Майор Най уважал всех людей — и уважал их больше всего тогда, когда они владели собой и решали собственные проблемы. «А пока, — заверял меня майор, — они совершенно счастливы, поскольку пользуются нашими удобствами». Он выражал то же самое мнение, что и мистер Уикс, который уже не искал моего общества, как в прежние дни. Граф Шмальц отправился в Восточную Африку. Другие белые приезжали и уезжали. Я оставил много автографов американским вдовам — они обещали посмотреть «Аса среди асов», как только вернутся домой. Лейтенанта Фроменталя отправили в экспедицию; начались перестрелки и местные восстания, которыми предводительствовали люди из последней харки Абд эль-Крима: они решили, что господин их предал, и отказались исполнять соглашение, подписанное им. Они теперь пытались заключить союз с южными берберами, особенно с синими туарегами и воинами пустыни, которые бросили вызов власти Глауи. Они негодовали на новый закон, пришедший в их древние торговые места. Их опыт свидетельствовал, что новый закон всегда приносил более высокую прибыль городским арабам. Фроменталь доверительно сообщил мне, что не видит никакого смысла в том, что французские солдаты помогают улаживать древние племенные споры. Он боялся, что Марокко никогда не избавится от последствий политики Лиоте — генерал поощрял завоевание недружественного племени племенем уже дружественным (или с которым можно было договориться), таким образом используя собственные миротворческие ресурсы страны. Это помогало экономить деньги французских налогоплательщиков — и решать одну из главных проблем французской имперской стратегии со времен Наполеона. Теперь, однако, политические перемены, усиление «националистов» (таких же, как в Египте и везде) вызвали на набережной д’Орсэ недоверие к местным правителям. Так что Фроменталю приказали отправляться к границам протектората и подгонять солдат для расширения зоны влияния. Фроменталь таких мер не одобрял. Он говорил, что это совсем не защита, а вмешательство в старые ссоры. Он хотел, чтобы французы отступили к Атласу и успокоились.

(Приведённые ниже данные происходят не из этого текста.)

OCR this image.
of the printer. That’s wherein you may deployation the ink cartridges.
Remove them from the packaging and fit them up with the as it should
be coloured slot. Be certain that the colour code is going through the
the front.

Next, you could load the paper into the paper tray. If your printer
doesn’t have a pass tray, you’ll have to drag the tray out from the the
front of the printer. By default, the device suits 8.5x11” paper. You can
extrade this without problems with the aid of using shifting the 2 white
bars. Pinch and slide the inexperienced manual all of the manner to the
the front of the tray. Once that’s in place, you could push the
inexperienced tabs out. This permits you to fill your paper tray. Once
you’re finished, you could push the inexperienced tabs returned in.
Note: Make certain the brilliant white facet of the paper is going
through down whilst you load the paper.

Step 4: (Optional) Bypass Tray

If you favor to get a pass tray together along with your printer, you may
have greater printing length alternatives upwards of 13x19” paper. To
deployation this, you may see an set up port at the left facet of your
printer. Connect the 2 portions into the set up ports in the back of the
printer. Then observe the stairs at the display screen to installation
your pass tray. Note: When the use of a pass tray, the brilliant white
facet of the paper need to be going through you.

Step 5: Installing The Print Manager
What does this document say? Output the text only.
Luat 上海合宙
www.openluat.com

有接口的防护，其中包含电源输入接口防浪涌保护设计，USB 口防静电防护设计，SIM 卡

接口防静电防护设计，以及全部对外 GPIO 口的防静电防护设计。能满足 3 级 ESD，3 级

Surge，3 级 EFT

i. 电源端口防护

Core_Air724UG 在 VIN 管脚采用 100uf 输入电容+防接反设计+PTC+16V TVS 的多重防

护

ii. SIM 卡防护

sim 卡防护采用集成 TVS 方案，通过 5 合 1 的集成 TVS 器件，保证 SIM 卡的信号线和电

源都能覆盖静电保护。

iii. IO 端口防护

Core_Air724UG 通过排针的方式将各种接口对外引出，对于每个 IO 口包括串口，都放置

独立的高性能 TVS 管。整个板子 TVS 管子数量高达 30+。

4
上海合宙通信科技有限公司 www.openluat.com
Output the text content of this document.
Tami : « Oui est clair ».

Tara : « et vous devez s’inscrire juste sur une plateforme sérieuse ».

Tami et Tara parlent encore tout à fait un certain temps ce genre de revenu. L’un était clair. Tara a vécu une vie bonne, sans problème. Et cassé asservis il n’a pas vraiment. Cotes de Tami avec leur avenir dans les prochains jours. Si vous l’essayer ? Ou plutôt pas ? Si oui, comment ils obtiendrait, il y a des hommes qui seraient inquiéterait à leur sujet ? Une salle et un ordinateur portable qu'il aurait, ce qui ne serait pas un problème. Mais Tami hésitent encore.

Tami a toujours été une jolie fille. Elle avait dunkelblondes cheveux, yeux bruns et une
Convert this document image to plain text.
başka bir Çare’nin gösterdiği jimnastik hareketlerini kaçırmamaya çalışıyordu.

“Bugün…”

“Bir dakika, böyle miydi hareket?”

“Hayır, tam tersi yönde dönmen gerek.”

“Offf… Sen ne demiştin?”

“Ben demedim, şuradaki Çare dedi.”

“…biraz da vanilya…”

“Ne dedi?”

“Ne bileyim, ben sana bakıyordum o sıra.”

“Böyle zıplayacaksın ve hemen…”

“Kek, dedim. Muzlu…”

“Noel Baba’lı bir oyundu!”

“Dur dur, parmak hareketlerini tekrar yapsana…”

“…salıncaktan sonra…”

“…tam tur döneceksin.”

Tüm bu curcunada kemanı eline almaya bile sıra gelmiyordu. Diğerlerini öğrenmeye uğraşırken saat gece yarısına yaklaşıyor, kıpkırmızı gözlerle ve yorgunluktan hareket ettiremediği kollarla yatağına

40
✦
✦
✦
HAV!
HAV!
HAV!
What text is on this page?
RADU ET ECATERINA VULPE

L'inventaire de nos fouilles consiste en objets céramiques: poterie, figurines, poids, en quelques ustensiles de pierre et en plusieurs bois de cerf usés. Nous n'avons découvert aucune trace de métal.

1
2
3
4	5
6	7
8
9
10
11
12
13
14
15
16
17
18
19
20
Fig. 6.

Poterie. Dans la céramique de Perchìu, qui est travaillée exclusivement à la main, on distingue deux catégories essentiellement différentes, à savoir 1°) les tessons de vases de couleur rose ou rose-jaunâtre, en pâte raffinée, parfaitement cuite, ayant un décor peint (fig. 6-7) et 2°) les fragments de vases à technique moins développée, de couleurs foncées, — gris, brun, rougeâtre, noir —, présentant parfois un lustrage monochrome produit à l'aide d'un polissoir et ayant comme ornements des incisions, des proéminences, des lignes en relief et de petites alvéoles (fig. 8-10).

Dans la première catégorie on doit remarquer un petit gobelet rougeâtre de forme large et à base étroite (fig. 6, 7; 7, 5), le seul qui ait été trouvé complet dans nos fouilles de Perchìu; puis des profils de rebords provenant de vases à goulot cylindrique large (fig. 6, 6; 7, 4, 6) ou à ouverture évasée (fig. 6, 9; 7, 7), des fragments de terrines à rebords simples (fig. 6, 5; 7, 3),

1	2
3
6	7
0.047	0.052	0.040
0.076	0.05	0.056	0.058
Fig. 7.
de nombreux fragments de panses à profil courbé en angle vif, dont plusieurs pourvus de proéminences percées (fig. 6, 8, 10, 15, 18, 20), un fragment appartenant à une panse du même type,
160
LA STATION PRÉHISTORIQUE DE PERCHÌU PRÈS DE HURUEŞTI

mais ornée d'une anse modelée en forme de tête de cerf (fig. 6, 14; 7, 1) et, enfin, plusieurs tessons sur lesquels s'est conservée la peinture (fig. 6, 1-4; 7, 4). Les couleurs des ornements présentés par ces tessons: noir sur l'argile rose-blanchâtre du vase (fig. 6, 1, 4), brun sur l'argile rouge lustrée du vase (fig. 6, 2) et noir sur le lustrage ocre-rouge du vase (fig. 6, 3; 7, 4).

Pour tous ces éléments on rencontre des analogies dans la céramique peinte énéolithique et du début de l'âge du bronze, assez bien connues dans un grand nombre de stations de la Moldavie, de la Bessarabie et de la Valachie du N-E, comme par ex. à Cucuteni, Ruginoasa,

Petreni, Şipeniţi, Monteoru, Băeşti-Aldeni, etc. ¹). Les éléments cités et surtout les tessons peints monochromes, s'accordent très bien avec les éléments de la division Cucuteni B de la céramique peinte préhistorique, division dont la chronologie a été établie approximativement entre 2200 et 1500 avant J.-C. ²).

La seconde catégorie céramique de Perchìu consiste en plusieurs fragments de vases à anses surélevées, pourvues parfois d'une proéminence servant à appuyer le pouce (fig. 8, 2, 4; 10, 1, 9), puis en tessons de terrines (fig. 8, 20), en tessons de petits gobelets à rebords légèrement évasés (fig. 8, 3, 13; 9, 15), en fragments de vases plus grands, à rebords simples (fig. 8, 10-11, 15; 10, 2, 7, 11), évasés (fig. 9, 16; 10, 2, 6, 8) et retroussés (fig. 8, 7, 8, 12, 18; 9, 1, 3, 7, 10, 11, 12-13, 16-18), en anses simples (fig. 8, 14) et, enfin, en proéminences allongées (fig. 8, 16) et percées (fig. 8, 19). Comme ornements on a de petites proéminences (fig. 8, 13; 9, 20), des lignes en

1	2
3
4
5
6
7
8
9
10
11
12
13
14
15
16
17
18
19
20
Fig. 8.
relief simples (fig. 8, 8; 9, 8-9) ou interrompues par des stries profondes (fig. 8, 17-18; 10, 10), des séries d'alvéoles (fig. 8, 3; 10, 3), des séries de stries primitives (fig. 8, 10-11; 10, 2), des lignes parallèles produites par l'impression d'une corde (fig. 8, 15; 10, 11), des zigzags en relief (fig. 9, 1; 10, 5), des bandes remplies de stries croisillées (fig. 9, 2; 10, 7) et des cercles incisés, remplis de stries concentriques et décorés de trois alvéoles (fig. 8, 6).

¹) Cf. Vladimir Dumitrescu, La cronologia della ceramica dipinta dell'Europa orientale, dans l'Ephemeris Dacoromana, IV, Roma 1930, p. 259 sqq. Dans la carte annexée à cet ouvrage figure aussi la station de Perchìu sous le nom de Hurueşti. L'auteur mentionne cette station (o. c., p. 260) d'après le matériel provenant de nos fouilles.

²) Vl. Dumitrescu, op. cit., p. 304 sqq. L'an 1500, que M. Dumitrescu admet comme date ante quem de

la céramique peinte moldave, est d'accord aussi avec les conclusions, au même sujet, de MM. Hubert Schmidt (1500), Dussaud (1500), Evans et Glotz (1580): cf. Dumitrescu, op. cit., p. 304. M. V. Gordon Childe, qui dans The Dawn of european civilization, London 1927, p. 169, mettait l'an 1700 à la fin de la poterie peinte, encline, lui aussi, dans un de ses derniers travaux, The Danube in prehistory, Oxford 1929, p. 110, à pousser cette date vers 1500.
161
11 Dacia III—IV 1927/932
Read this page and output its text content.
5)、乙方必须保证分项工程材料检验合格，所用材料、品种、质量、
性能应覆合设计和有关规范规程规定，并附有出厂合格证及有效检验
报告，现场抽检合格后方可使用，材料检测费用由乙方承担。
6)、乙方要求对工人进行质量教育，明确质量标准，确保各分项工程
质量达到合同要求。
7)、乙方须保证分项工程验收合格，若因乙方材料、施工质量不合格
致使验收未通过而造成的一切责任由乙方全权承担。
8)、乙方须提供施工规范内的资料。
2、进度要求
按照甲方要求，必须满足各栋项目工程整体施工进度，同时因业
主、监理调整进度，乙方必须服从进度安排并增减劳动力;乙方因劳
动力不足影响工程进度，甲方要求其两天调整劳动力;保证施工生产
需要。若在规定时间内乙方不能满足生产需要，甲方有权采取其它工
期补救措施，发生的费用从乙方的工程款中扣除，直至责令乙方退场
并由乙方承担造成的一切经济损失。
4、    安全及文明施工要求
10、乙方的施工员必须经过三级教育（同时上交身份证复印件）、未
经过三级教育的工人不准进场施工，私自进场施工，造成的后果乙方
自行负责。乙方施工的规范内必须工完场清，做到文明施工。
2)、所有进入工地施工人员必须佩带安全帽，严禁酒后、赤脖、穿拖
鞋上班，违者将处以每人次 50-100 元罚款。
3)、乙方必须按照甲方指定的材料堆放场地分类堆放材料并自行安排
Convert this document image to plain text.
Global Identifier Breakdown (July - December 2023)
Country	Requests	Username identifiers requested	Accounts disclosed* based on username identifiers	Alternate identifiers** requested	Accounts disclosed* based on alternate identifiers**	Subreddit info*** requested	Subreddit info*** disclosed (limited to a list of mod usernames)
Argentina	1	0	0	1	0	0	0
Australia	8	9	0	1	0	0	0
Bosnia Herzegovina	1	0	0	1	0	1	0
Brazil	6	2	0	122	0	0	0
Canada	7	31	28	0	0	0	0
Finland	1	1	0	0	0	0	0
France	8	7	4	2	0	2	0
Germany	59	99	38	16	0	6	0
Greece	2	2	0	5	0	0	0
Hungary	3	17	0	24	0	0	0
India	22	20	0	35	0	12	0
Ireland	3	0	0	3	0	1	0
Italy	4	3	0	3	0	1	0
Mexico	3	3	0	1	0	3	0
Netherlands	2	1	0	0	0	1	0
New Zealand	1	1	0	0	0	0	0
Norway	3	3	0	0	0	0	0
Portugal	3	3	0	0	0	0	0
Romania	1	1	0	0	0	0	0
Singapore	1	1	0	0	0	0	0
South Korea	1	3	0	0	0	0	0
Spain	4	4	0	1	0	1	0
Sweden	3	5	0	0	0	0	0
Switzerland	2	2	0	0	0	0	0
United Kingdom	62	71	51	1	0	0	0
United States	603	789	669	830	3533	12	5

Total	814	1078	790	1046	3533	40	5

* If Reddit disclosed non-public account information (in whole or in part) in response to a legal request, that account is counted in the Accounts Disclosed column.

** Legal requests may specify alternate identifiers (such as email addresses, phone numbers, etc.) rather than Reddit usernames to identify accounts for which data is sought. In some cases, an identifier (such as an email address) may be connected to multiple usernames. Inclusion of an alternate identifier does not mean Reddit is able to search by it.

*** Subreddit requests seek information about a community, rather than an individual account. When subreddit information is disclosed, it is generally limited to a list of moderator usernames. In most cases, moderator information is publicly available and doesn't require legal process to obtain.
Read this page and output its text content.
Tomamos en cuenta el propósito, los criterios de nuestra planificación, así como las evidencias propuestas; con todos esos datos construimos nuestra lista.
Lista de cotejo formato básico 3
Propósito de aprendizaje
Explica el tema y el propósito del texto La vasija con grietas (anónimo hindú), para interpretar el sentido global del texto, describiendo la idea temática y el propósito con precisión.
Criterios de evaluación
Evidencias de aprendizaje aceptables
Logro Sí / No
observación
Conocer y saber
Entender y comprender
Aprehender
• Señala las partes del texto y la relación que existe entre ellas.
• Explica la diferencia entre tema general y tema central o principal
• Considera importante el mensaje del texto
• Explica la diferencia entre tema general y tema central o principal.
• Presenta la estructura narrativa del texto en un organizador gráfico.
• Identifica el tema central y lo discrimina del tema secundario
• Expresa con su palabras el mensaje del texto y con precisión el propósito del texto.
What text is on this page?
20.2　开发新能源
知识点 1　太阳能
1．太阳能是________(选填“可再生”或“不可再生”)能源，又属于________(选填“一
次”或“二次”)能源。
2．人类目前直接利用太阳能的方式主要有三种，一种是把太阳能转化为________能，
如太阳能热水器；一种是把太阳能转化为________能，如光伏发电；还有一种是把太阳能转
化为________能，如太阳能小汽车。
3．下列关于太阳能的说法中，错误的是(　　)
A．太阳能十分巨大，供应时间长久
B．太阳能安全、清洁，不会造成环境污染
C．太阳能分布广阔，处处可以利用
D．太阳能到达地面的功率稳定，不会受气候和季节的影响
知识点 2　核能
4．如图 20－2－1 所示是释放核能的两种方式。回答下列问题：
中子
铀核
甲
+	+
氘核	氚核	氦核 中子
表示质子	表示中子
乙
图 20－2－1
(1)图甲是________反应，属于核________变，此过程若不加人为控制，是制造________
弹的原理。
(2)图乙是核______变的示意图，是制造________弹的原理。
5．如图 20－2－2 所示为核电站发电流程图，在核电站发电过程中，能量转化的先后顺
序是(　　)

Такая умеренность, однако, уже не соответствовала экспансионистским устремлениям французов, на которые, конечно, тотчас откликнулись итальянцы и испанцы. Все дело было в нефти. Но нам тогда этого не говорили.
Под влиянием ислама исчезает всякая сдержанность, в том смысле, в каком ее понимают в Европе, и меняются перспективы — так же, как они меняются в пустыне. Любовные ласки Рози фон Бек становились все более страстными — и в то же время сокращалась их продолжительность; наше удовольствие, усиленное «белой девой», сосредотачивалось в нескольких мгновениях, которые мы могли провести вместе днем или ночью. Ничего подобного я прежде не испытывал. Я жил двадцать три часа и сорок минут лишь ради двадцати минут самой изысканной страсти. Я требовал у Рози все новых откровений о приключениях с эль-Хадж Тами, о его полных рабов гаремах, где больше половины наложниц были французского или испанского происхождения, а две или три оказались ирландками или англичанками — Рози не могла сказать наверняка. Она описывала оргии и необычайные проявления чувственности, тонкой и невыносимой жестокости. Это усиливало мою похоть, восстанавливало мужественность и заставляло забыть о ледяном прикосновении Бога и Ее смертельных удовольствиях, уводило прочь от прохладного дыхания Смерти — несмотря на то что у меня были все основания опасаться новых открытий. Возможно, я тоже мог в полной мере ощутить свою силу лишь в кризисные времена. Но это же просто нелепо — связывать такие удовольствия с оскорблением, совершенным Гришенко на глазах у Бродманна. Я никогда не испытывал мазохистского стремления к почитанию. Мысль о карах паши не приносила мне восхитительного возбуждения чувств, она просто порождала ужасное беспокойство.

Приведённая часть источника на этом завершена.